Os dez arguidos do processo de licenciamento e construção do Hospital de São Martinho, em Valongo, incluindo o ex-deputado social-democrata Agostinho Branquinho, vão a julgamento nos exatos termos da acusação do Ministério Público, foi anunciado esta quinta-feira.

Uma nota publicada na página da internet da Procuradoria-Geral Distrital Porto (PGDP) explica que um juiz de instrução criminal “pronunciou [decidiu levar a julgamento] nos precisos termos constantes da acusação três arguidos e uma arguida” por prevaricação, falsificação de documento e tráfico de influência, sem, no entanto, especificar quais os quatro arguidos é que requereram a abertura de instrução, fase facultativa que visa decidir se o processo segue e em que moldes para julgamento.

“Os factos constantes da acusação, assim confirmada na íntegra em sede de instrução, reportam-se ao processo de licenciamento e construção do Hospital de São Martinho, em Valongo, e são arguidos o administrador [Joaquim Teixeira] da sociedade promotora da obra, o então presidente da Câmara Municipal de Valongo [Fernando Melo, PSD], bem como dois vereadores e três técnicos municipais, o arquiteto e engenheiro responsáveis pelo projeto, assim como um último arguido que exercia à data funções de deputado”, refere a PGDP.

De acordo com a acusação do Ministério Público (MP), consultada anteriormente pela agência Lusa, o ex-deputado social-democrata Agostinho Branquinho terá recebido “pelo menos 225 mil euros” de suborno do arguido Joaquim Teixeira para influenciar decisores da câmara de Valongo a aceitarem a violação de normas urbanísticas na obra do hospital privado.

O despacho de pronúncia, proferido em 6 de novembro, pelo Tribunal Judicial da Comarca do Porto (Porto, juízo central de instrução criminal), confirma “as conclusões indiciárias do MP de que o processo de licenciamento se iniciou em 2003, para uma construção de quatro pisos, os dois primeiros para uma policlínica e os restantes para escritórios”.
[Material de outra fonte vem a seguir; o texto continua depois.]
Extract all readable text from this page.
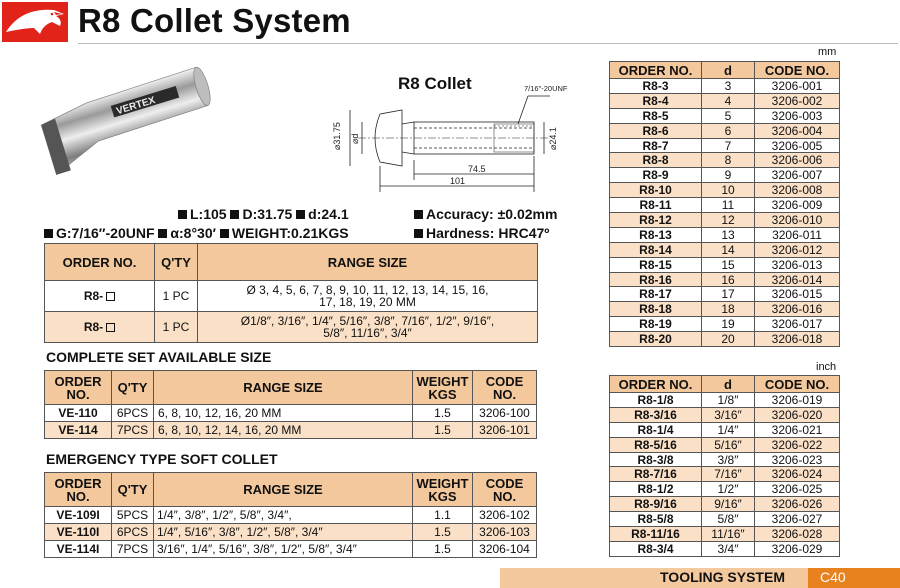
R8 Collet System
VERTEX
R8 Collet
⌀31.75 ⌀d	⌀24.1
74.5
101
7/16"-20UNF
L:105 D:31.75 d:24.1
G:7/16″-20UNF α:8°30′ WEIGHT:0.21KGS
Accuracy: ±0.02mm
Hardness: HRC47º
ORDER NO.	Q'TY	RANGE SIZE
R8-	1 PC	Ø 3, 4, 5, 6, 7, 8, 9, 10, 11, 12, 13, 14, 15, 16,
17, 18, 19, 20 MM

R8-	1 PC	Ø1/8″, 3/16″, 1/4″, 5/16″, 3/8″, 7/16″, 1/2″, 9/16″,
5/8″, 11/16″, 3/4″
COMPLETE SET AVAILABLE SIZE
ORDER NO.	Q'TY	RANGE SIZE	WEIGHT KGS	CODE NO.
VE-110	6PCS	6, 8, 10, 12, 16, 20 MM	1.5	3206-100
VE-114	7PCS	6, 8, 10, 12, 14, 16, 20 MM	1.5	3206-101
EMERGENCY TYPE SOFT COLLET
ORDER NO.	Q'TY	RANGE SIZE	WEIGHT KGS	CODE NO.
VE-109I	5PCS	1/4″, 3/8″, 1/2″, 5/8″, 3/4″,	1.1	3206-102
VE-110I	6PCS	1/4″, 5/16″, 3/8″, 1/2″, 5/8″, 3/4″	1.5	3206-103
VE-114I	7PCS	3/16″, 1/4″, 5/16″, 3/8″, 1/2″, 5/8″, 3/4″	1.5	3206-104
mm
ORDER NO.	d	CODE NO.
R8-3	3	3206-001
R8-4	4	3206-002
R8-5	5	3206-003
R8-6	6	3206-004
R8-7	7	3206-005
R8-8	8	3206-006
R8-9	9	3206-007
R8-10	10	3206-008
R8-11	11	3206-009
R8-12	12	3206-010
R8-13	13	3206-011
R8-14	14	3206-012
R8-15	15	3206-013
R8-16	16	3206-014
R8-17	17	3206-015
R8-18	18	3206-016
R8-19	19	3206-017
R8-20	20	3206-018
inch
ORDER NO.	d	CODE NO.
R8-1/8	1/8″	3206-019
R8-3/16	3/16″	3206-020
R8-1/4	1/4″	3206-021
R8-5/16	5/16″	3206-022
R8-3/8	3/8″	3206-023
R8-7/16	7/16″	3206-024
R8-1/2	1/2″	3206-025
R8-9/16	9/16″	3206-026
R8-5/8	5/8″	3206-027
R8-11/16	11/16″	3206-028
R8-3/4	3/4″	3206-029
TOOLING SYSTEM	C40
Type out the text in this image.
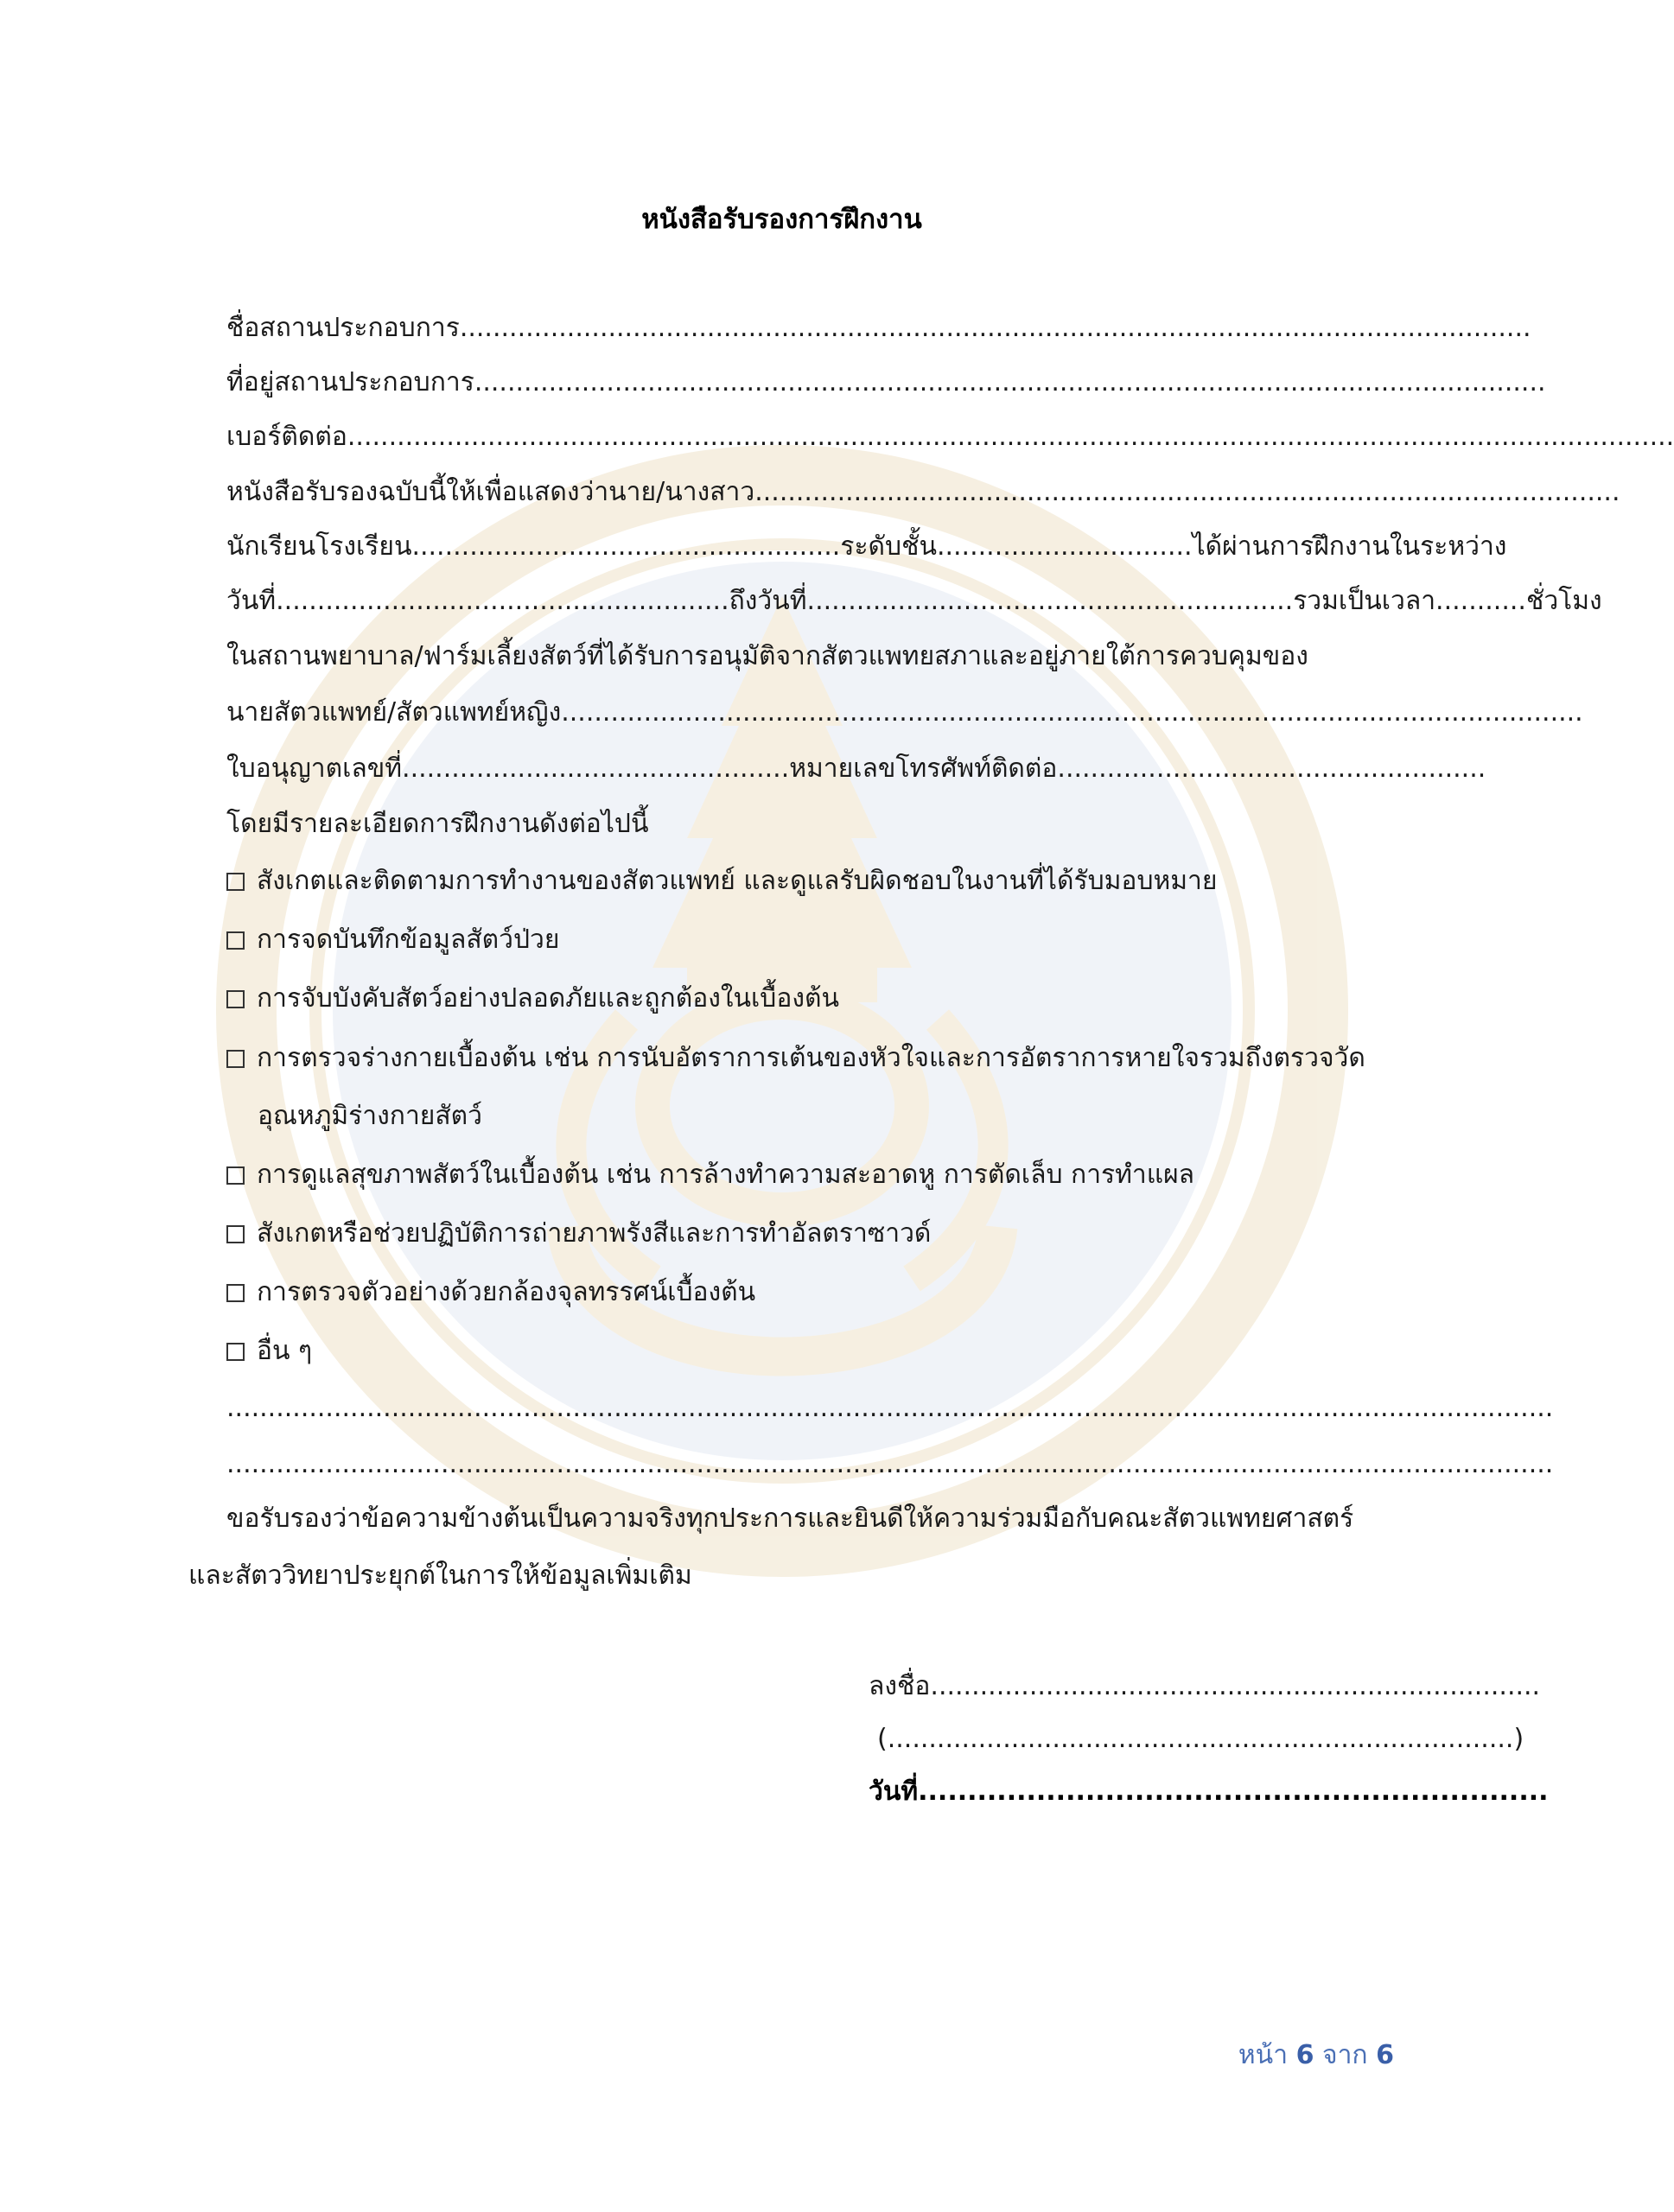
หนังสือรับรองการฝึกงาน
ชื่อสถานประกอบการ..................................................................................................................................
ที่อยู่สถานประกอบการ..................................................................................................................................
เบอร์ติดต่อ.................................................................................................................................................................
หนังสือรับรองฉบับนี้ให้เพื่อแสดงว่านาย/นางสาว.........................................................................................................
นักเรียนโรงเรียน....................................................ระดับชั้น...............................ได้ผ่านการฝึกงานในระหว่าง
วันที่.......................................................ถึงวันที่...........................................................รวมเป็นเวลา...........ชั่วโมง
ในสถานพยาบาล/ฟาร์มเลี้ยงสัตว์ที่ได้รับการอนุมัติจากสัตวแพทยสภาและอยู่ภายใต้การควบคุมของ
นายสัตวแพทย์/สัตวแพทย์หญิง............................................................................................................................
ใบอนุญาตเลขที่...............................................หมายเลขโทรศัพท์ติดต่อ....................................................
โดยมีรายละเอียดการฝึกงานดังต่อไปนี้
สังเกตและติดตามการทำงานของสัตวแพทย์ และดูแลรับผิดชอบในงานที่ได้รับมอบหมาย
การจดบันทึกข้อมูลสัตว์ป่วย
การจับบังคับสัตว์อย่างปลอดภัยและถูกต้องในเบื้องต้น
การตรวจร่างกายเบื้องต้น เช่น การนับอัตราการเต้นของหัวใจและการอัตราการหายใจรวมถึงตรวจวัด
อุณหภูมิร่างกายสัตว์
การดูแลสุขภาพสัตว์ในเบื้องต้น เช่น การล้างทำความสะอาดหู การตัดเล็บ การทำแผล
สังเกตหรือช่วยปฏิบัติการถ่ายภาพรังสีและการทำอัลตราซาวด์
การตรวจตัวอย่างด้วยกล้องจุลทรรศน์เบื้องต้น
อื่น ๆ
.................................................................................................................................................................
.................................................................................................................................................................
ขอรับรองว่าข้อความข้างต้นเป็นความจริงทุกประการและยินดีให้ความร่วมมือกับคณะสัตวแพทยศาสตร์
และสัตววิทยาประยุกต์ในการให้ข้อมูลเพิ่มเติม
ลงชื่อ..........................................................................
(............................................................................)
วันที่................................................................
หน้า 6 จาก 6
Contudo, em 2004, “o promotor do investimento solicitou ao município de Valongo a declaração de interesse público, com o consequente aumento do índice máximo de construção de 0,8 inicialmente aprovado, para o máximo de 1,5 previsto no PDM [Plano Diretor Municipal] de Valongo para obras declaradas de interesse público”. Para o efeito, de acordo com a PGDP, “foi alegada a criação no espaço de um Centro de Noite para idosos, destinado a 20 pessoas, resultante de uma parceria entre o promotor e uma IPSS — Instituição Particular de Solidariedade Social”.

“Ainda que mercê da influência do arguido deputado [Agostinho Branquinho], este pedido foi aprovado em reunião de câmara em maio de 2005, com o fundamento de que a construção iria albergar o dito Centro de Noite, sem que fosse exigida qualquer prova da alegada parceria com a identificada IPSS; parceria que nem sequer existia, não havendo qualquer protocolo ou instrumento semelhante, entendimento ou sequer projeto, entre a promotora e a IPSS”, descreve a PGDP.

Da factualidade indiciada consta ainda, segundo a nota da PGDP, “que o edifício foi depois construído com sete pisos, sendo um de cave, sem que esse acrescento fosse objeto de qualquer pedido e decisão de licenciamento, além do projeto inicial de quatro pisos, o que foi feito por decisão do promotor, ciente de que o município não colocaria entraves mercê da ação do arguido deputado”.

Apesar deste acrescento de três pisos não licenciados, “foram várias as atestações sucedidas por técnicos responsáveis de que a obra fora executada de acordo com o projeto aprovado, nomeadamente na vistoria para efeitos de concessão de licença de utilização”, em 9 de novembro de 2006.

Para o MP, em setembro de 2007, mesmo sabendo que a obra já estava construída com sete pisos, o promotor deu entrada no município de Valongo de um pedido de ampliação da obra.

“Fazendo, então sim, referência aos sete pisos, como se estes não estivessem já construídos; e que este pedido foi depois tratado e decidido no município de Valongo do mesmo modo, ficcionando-se que a obra ainda não estava construída, com os técnicos a darem parecer e os decisores a deferirem”, conta a PGDP, o que levou à emissão de alvará de obras de ampliação em 10 de dezembro de 2007 e à emissão de alvará de utilização em 21 de dezembro de 2007.